A member of the ‘Saturday Mothers’ group of women in Istanbul, who have been banned by Turkish authorities from protesting in Istanbul’s Galatasaray Square, will join a vigil being organised in Brussels by Amnesty International at 18.00 tonight. Maside Ocak Kışlakçı will give a speech, and activists will hold banners and flowers.

“These women have been unrelenting in their fight for justice for their disappeared relatives since the mid-1990s. It is a clear and unacceptable violation of their right to peacefully protest that they are banned from holding their vigil in Galatasaray Square. The EU must raise this unjustified ban and the other increasingly worrying restrictions of rights in the country when they meet with the Turkish Foreign Minister next month,” said Covadonga de la Campa, Director of the Amnesty International European Institutions Office.


“We are demanding justice for our loved ones. I’m asking for EU support in my long struggle to know the truth about how and why they were taken from us.”


Maside Ocak Kışlakçı, a member of the Saturday Mothers group

On 25 August last year, the 700th weekly meeting of the Saturday Mothers in Galatasaray Square in Istanbul was brutally dispersed by the police using tear gas, water cannons and rubber bullets. They have since been banned from holding the demonstration in the square and have instead been confined to a narrow side street every Saturday.

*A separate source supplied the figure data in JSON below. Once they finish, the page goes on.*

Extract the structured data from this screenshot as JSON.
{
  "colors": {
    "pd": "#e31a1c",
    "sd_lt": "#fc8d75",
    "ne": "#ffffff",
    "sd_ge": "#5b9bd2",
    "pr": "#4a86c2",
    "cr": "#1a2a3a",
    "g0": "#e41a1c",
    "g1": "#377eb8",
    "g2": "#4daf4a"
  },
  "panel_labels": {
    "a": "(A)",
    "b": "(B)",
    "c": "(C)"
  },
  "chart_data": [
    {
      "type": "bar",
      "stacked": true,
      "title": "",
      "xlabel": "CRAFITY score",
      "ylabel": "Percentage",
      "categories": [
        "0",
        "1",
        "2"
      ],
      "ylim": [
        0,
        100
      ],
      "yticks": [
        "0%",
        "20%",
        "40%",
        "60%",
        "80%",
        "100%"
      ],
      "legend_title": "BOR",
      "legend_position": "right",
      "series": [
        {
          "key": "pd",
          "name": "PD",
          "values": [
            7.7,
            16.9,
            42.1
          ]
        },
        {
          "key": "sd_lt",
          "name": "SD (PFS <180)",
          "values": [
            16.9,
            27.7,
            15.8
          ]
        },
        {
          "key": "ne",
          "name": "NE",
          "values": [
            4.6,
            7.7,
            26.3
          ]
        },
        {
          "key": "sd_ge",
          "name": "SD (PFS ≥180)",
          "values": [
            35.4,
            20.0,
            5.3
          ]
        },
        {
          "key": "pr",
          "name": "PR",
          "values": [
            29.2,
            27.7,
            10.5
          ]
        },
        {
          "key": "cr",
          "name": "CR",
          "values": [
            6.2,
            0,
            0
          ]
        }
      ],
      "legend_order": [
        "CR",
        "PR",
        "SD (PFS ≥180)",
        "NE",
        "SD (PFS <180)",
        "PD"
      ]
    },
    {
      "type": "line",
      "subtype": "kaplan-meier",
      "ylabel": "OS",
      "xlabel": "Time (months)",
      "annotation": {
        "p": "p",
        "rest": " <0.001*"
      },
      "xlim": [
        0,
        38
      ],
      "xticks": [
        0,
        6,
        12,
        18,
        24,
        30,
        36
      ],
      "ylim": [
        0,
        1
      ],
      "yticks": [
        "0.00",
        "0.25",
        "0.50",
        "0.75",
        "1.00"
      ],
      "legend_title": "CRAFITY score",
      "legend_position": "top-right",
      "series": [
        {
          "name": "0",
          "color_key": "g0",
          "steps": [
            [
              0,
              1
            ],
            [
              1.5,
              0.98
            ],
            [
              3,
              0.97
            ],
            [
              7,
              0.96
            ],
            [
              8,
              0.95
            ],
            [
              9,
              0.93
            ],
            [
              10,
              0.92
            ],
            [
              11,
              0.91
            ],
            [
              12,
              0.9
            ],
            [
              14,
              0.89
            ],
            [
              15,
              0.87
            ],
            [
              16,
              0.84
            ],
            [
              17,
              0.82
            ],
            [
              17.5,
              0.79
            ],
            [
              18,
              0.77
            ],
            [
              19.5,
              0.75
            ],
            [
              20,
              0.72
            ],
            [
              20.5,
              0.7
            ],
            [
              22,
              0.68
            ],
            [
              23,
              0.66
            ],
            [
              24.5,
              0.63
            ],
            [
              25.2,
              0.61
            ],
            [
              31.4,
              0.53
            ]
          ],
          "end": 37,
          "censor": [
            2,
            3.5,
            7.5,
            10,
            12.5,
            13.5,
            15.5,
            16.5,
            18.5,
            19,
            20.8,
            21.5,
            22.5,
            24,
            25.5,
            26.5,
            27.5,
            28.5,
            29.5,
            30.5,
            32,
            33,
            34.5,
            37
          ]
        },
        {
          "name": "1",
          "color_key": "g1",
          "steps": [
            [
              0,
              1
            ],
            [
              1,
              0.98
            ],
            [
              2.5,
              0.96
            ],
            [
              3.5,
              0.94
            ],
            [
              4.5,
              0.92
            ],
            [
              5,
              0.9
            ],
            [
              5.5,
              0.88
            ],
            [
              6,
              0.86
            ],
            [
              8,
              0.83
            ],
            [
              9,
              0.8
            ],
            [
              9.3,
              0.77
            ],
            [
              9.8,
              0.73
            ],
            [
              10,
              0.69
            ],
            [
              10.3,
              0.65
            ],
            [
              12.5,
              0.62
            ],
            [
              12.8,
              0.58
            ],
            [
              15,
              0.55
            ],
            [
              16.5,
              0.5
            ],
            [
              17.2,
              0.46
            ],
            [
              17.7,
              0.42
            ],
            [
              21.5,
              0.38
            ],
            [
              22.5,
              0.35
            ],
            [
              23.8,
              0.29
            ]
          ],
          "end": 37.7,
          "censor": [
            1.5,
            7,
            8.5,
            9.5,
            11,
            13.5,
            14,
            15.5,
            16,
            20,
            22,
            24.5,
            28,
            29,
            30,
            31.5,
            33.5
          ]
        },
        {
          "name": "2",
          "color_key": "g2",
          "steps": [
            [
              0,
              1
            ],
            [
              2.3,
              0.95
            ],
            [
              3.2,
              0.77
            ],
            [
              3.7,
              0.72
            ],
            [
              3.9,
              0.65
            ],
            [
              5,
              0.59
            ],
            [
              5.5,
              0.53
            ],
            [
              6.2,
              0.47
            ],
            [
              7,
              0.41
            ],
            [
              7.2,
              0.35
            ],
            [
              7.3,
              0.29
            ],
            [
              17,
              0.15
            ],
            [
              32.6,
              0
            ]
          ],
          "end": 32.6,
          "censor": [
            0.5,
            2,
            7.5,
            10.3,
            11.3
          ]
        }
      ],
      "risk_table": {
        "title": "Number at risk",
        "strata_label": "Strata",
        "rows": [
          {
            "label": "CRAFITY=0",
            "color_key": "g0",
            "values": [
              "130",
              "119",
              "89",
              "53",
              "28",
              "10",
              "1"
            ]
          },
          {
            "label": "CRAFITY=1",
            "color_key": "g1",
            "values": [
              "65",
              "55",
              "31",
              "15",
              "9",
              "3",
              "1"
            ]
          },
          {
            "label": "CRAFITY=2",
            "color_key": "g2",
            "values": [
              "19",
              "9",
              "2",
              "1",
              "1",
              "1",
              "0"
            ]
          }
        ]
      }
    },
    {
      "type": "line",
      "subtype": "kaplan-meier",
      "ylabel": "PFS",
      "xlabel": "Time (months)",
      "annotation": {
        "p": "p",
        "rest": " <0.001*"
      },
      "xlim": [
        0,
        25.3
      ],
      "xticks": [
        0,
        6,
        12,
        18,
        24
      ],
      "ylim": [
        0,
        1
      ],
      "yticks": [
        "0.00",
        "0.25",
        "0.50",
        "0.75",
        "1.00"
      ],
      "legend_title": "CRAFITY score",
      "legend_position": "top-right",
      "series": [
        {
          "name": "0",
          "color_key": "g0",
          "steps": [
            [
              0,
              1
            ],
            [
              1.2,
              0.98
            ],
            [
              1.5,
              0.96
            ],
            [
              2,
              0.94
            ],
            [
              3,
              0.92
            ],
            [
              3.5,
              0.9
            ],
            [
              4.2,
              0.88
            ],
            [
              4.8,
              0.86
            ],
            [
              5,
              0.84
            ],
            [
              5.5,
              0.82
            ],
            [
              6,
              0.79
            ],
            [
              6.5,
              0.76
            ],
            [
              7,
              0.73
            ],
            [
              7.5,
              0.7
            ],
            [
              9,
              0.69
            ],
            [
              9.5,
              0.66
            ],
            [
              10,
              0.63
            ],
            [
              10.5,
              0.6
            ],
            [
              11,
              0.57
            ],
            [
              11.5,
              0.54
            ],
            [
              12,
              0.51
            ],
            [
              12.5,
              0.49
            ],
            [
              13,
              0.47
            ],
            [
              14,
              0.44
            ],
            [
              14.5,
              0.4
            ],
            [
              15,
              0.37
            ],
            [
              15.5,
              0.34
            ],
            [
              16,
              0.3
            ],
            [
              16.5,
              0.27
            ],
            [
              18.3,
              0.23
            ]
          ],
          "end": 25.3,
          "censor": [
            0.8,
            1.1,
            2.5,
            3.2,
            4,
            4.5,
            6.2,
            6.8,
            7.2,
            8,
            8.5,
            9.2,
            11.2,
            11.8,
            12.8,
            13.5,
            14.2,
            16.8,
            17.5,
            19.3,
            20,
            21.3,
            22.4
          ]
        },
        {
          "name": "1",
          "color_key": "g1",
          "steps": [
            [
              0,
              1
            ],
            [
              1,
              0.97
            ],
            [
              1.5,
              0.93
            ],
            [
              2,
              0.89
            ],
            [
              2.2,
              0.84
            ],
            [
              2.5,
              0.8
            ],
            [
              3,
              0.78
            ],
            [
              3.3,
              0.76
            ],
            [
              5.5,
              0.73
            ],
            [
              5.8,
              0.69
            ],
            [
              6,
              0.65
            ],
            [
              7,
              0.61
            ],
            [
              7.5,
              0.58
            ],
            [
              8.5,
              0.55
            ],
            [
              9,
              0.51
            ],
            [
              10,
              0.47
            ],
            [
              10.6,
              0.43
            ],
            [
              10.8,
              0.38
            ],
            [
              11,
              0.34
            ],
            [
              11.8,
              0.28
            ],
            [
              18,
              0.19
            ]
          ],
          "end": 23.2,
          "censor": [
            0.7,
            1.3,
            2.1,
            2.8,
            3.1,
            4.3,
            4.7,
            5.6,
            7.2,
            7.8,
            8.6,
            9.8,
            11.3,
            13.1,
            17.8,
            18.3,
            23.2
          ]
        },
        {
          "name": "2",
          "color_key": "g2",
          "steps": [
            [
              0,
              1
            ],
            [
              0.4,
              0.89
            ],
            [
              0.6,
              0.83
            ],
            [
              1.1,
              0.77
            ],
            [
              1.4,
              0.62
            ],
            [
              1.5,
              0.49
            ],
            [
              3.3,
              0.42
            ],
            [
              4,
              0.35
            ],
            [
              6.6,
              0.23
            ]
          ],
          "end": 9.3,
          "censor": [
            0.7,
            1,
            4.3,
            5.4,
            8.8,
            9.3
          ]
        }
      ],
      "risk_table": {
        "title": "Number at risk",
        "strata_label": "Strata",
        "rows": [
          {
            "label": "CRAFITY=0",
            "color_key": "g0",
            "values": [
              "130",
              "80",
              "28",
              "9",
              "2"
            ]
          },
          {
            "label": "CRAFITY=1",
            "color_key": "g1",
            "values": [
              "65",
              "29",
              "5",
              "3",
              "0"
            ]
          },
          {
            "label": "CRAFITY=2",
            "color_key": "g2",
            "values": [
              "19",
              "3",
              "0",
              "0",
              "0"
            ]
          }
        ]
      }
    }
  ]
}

Maside Ocak Kışlakçı’s brother Hasan disappeared without a trace on March 21, 1995. After 58 days of intensive search and requests to the authorities, the tortured body of Hasan was found in an unmarked grave.
For more information or to arrange an interview, contact Alison Abrahams on alison.abrahams@amnesty.org +32 2 548 27 73 or +32 483 680 812

Background
Hasan is one of the many hundreds of men and women who disappeared in Turkey in the 1980s and 1990s. Partly under the impetus of the Ocak family and inspired by the Mothers of the Plaza de Mayo in Argentina, a peaceful vigil started in 1995 but following threats and intimidation, the vigils were suspended between 1998 and 2008. Since then, they have been meeting every Saturday in Galatasaray Square. The demonstrators are known as the “Saturday Mothers”. They demand to know the fate of their relatives, to find their remains and that those responsible for their deaths are brought to justice.
The ban on Saturday Mothers peaceful vigil is one example of the massive crackdown on human rights pursued by the Turkish authorities, particularly in the context of the two year-long state of emergency. Though it was lifted in July last year, most of the repressive measures that had been introduced under the state of emergency remain in force. All protests in Galatasaray Square are now banned, and the small square is surrounded by police barriers and armed officers at all times.